リバーブ成分のPANをコントロールする Logic Pro の使い方
Logic Proでリバーブ成分のPANをコントロールする方法について解説した記事です。通常のセンド&リターン機能を使用したリバーブは中央から鳴るため、原音がパンニングされていても残響がセンターに集中し、音像がぼやけるという問題が生じます。この記事では、リバーブ成分をセンドバスの「ポストパン」設定で元のトラックと同じ定位に統一することで、クリアな音像と整理された空間表現を実現できることを紹介しています。簡単な操作で劇的に改善される空間テクニックとして、DTM初心者から上級者まで有用なミキシング手法を学べます。
空間をコントロールしクオリティを上げる
リバーブは楽曲の空間を表現するエフェクターで、
楽曲クオリティを上げるためにはとても重要なものです。
以前の記事では複数のトラックで1つのリバーブを共有する王道テクニック。
「センド&リターン」をご紹介しました。
今回はこれを応用した空間テクニックをご紹介します。
通常、「センド&リターン」を使用した残響(リバーブ成分)は中央から鳴ります
例えばギタートラックのPANを完全に右に振り切った場合でも、
ギターの残響は中央から鳴るのです。
これにより
- 音像がぼやける
- リバーブ感が中央で飽和する
などの問題がでてきてしまいます。
これらの問題を解決するのが
「リバーブ成分のPAN設定」 です。
*Logic X はデフォルトでトラックに以下の設定が適用されます
Logic リバーブ成分のPANをコントロールする方法
非常にシンプルです。

センドバスを「長押し左クリック」します。
表示されるメニューから「ポストパン」を選択します。
サウンドを確認してみましょう。
元ギタートラックは完全に左に振っています。
- PAN設定前(リバーブのPANがセンター)
- PAN設定後(リバーブのPANは元トラックと同じ左)
かなりすっきりとした印象になります。
簡単かつ楽曲の空間をまとめるのに非常に有効です。
是非試してください。
よくある質問
Q1. リバーブ成分のPANをコントロールする理由は何ですか?
センド&リターンで共有したリバーブは通常センターから鳴り、パンニングされた原音との定位がズレます。これにより音像がぼやけ、リバーブ感が中央で飽和してしまいます。ポストパン設定で統一することで、クリアな音像と整理された空間を得られます。

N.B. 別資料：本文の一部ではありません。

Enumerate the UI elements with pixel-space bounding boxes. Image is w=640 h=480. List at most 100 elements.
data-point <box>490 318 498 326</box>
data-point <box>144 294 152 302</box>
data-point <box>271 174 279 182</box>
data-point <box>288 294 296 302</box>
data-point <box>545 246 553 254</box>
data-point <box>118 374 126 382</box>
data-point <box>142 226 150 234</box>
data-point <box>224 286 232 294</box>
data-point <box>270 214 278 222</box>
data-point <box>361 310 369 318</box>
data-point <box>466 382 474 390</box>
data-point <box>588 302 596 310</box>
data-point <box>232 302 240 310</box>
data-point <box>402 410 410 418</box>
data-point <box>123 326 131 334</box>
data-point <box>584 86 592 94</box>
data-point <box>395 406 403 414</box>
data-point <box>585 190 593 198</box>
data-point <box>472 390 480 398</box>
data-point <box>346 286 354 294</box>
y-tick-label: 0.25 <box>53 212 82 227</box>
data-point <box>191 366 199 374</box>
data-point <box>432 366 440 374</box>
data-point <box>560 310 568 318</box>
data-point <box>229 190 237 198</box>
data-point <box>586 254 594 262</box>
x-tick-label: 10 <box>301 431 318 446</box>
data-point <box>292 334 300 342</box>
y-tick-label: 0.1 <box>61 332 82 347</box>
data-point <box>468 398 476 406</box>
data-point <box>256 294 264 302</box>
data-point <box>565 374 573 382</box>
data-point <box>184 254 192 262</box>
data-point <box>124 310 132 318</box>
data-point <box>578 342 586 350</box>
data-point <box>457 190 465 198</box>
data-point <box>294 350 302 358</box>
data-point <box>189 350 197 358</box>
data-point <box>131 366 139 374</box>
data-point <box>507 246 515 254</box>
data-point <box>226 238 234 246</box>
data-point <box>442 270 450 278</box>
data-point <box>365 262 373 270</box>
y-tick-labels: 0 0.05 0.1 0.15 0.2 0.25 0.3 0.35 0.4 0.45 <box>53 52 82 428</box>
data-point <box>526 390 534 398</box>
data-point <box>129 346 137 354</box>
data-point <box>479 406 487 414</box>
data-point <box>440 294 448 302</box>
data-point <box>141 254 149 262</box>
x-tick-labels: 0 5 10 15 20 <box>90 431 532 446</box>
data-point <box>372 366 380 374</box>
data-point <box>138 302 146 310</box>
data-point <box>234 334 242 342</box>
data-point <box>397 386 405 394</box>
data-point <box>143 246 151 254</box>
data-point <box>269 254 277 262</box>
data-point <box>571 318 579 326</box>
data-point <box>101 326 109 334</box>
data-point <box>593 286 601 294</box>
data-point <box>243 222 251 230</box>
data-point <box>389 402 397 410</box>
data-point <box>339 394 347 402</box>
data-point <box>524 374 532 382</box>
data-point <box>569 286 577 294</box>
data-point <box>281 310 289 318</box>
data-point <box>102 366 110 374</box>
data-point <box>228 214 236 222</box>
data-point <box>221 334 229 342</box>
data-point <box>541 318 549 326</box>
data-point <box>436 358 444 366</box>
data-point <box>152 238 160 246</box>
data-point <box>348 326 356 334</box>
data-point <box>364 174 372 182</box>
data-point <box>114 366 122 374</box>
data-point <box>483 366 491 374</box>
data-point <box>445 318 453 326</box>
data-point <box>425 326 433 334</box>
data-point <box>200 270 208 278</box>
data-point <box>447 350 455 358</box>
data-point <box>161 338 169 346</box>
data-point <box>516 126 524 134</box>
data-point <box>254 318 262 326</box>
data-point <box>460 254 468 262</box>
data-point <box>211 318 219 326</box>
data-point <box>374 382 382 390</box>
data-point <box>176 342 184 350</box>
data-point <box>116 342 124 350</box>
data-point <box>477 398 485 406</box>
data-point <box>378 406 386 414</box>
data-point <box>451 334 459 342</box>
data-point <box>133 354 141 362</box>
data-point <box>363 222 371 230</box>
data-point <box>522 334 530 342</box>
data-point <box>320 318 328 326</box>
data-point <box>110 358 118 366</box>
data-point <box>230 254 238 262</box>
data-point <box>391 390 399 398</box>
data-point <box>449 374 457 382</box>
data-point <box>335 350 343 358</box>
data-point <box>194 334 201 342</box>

Q2. Logic Proのセンドバスでポストパンはどこにあります?
センドバスを長押し左クリックすると表示されるメニューから「ポストパン」を選択できます。この設定により、リバーブ成分を元のトラックと同じ定位に設定することが可能になります。
Q3. この方法はすべてのDAWで使用できますか?
この記事はLogic Pro専用の解説です。他のDAWの場合、リバーブリターンチャンネルのPANやステレオ設定で同様の効果を得られますが、操作方法は異なりますので各DAWのマニュアルを参照してください。